ケーススタディーの結果,次のことが述べられている。ウォルマートの日本市場におけるこれまでの試みは,「業態を背後で支援する商品調達システムやマネジメント体制の確立に力が入れられていることに特徴付けられる」(98ページ)。まず,商品調達システムについては,ウォルマートの競争優位を支える重要な情報システムとして「リテイル・リンク(RL)」がある。これは,「前日にどの店でどの商品がいくつ売れたのかといった情報を基に,物流センターと店舗には適正水準の在庫があるのかといった問題を確認する。そして,状況に応じて本部と連絡を交わす」(91ページ)。また,「商品分野ごとに,首位メーカーにウォルマートのPOS(販売時点情報管理)データなどを開示し,「カテゴリーキャプテン」と称する特定取引先に,品揃えや棚割などの提案を受けるといったことも試みる仕組みとなっている」(91ページ)。このRLが日本で完成すれば,「サプライチェーン全体で生産計画の最適化や流通在庫の削減」(91ページ)につながるため,店頭価格を下げることが可能になると述べられている。日本市場においてもその基礎となる「スマート・システム(S.S)」(91ページ)の導入が開始され始めたが,「不定期の特売やリベートがある日本の商慣行」(91ページ)の下では,生産,物流,販売コストを標準的な数値として把握し,無駄を排除する手法が馴染み難いとしている。商品システムにおけるその他の課題としては,供給業者との取引関係構築と,「世界レベルにおける商品調達システムの構築」(93ページ)としている。マネジメントの面では,「リテイルスタンダード」(RS)と称される,「日常業務の達成度を全店共通のチェック項目と判断基準で自己採点し,各店舗のオペレーション上の問題を把握する仕組み」(94ページ)や,「1日の業務スケジュールを逐一記した「ダイロ(DIRO:Day In the Life Of)」(98ページ)の導入を行っている。これによって徹底した業務の標準化に取り組み,また,従業員に占めるパートタイマー比率の引き上げを行うことにより人件費の削減につなげている。そして,ウォルマートの日本市場における今後の展開は,「良循環(Virtuous Circle)」(95ページ)の実現能力の点で強みを持つスーパーストアの出店に目標が定められている。ここでいう良循環とは,「低価格販売→大量販売→大量購入→大量仕入・低仕入コスト→間接費の削減→低価格販売」(95ページ)というプロセスを意味している。「総合型業態を展開する小売企業にとっては,この良循環を実現することがグローバル小売企業としてのパラダイムである」(97ページ)と言われ,日本においてもその実現が要求される。「業態」,「商品調達システム」,「マネジメント」の3つの側面における様々な試みは,良循環を回転させるための仕組みとして作用する。しかしながら「現状では,リテイル・リンクを基盤とする商品調達システムの構築やマネジメント体制の確立にプライオリティが置かれ,業態レベルでは顕著な変化が見受けられない」(97ページ)ことから,「良循環が回転しているとは言えない」(97ページ)。

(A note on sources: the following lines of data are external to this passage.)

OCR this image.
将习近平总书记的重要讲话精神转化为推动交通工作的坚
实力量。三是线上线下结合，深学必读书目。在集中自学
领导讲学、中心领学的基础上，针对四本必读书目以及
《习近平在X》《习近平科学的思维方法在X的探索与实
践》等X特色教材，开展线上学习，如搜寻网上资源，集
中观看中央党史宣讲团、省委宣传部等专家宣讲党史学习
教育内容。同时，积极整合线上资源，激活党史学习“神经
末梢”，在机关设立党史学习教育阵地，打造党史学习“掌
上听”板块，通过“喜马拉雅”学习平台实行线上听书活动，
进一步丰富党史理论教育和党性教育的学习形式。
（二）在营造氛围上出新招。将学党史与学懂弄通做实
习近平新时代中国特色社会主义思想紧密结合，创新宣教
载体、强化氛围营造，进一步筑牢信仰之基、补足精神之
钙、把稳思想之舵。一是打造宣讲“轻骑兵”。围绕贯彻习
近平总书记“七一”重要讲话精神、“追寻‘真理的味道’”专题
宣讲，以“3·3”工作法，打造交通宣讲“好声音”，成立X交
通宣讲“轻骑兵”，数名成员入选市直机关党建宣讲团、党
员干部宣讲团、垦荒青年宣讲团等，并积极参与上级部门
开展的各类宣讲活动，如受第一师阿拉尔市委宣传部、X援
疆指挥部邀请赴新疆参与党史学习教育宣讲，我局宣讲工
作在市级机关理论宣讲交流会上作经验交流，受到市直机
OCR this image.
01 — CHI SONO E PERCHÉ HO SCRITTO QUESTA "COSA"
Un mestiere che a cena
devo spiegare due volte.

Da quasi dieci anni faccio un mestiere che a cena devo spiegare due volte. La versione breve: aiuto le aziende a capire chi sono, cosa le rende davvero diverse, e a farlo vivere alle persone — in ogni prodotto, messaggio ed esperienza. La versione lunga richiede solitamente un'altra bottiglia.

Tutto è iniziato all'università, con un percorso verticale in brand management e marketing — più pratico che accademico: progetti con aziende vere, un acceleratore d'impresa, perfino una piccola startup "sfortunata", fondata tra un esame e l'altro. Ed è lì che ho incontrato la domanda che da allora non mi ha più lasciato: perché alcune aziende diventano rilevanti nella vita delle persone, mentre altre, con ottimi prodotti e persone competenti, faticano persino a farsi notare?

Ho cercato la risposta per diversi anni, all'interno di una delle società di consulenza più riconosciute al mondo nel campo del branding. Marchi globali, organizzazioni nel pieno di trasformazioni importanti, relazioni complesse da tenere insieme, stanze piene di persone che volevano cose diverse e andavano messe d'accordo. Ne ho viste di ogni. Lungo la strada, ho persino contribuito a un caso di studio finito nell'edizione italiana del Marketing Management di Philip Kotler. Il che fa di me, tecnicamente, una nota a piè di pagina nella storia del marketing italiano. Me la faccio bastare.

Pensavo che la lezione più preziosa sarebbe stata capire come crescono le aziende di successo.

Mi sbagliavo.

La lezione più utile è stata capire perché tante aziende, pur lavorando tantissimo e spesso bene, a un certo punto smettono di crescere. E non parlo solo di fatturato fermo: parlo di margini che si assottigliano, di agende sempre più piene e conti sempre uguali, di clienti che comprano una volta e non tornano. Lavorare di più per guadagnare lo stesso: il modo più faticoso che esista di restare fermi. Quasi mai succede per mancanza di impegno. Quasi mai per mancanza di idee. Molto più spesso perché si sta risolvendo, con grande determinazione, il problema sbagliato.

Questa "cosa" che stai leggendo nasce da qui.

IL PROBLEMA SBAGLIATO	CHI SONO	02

結論は次の通りである。日本市場におけるウォルマートの展開は開始されたばかりであり,その展開の行方を把握することは,困難なように思えるが,「個々の展開を一企業による小売システムの構築という視点から包括的に捉え直してみると,水面下においては,日本市場でカスタマイズされた小売システムの構築に向けて着々と進展している」(98ページ)ことが窺われる。「ウォルマートの日本市場におけるこれまでの試みは,業態を背後で支援する商品調達システムやマネジメント体制の確立」(98ページ)に重点が置かれている。それは,表出的で模倣されやすい業態という側面ではなく,「目立ちにくく,模倣することが困難な背後のサブシステムにおける競争優位を築こうとしているのである。」(98ページ)と結論付けている。


論点は次の通りである。この論文において,RLについて述べられているが,日本でRLのようなシステムを構築する際に発生する問題についての議論が不足しているように思われる。

出典:白石善章・鳥羽達郎(2004),「日本市場におけるウォルマートの初期展開―参入後の経緯と今後の展望―」『流通科学大学論集―流通・経営編―』第16巻第3号,79―99ページ。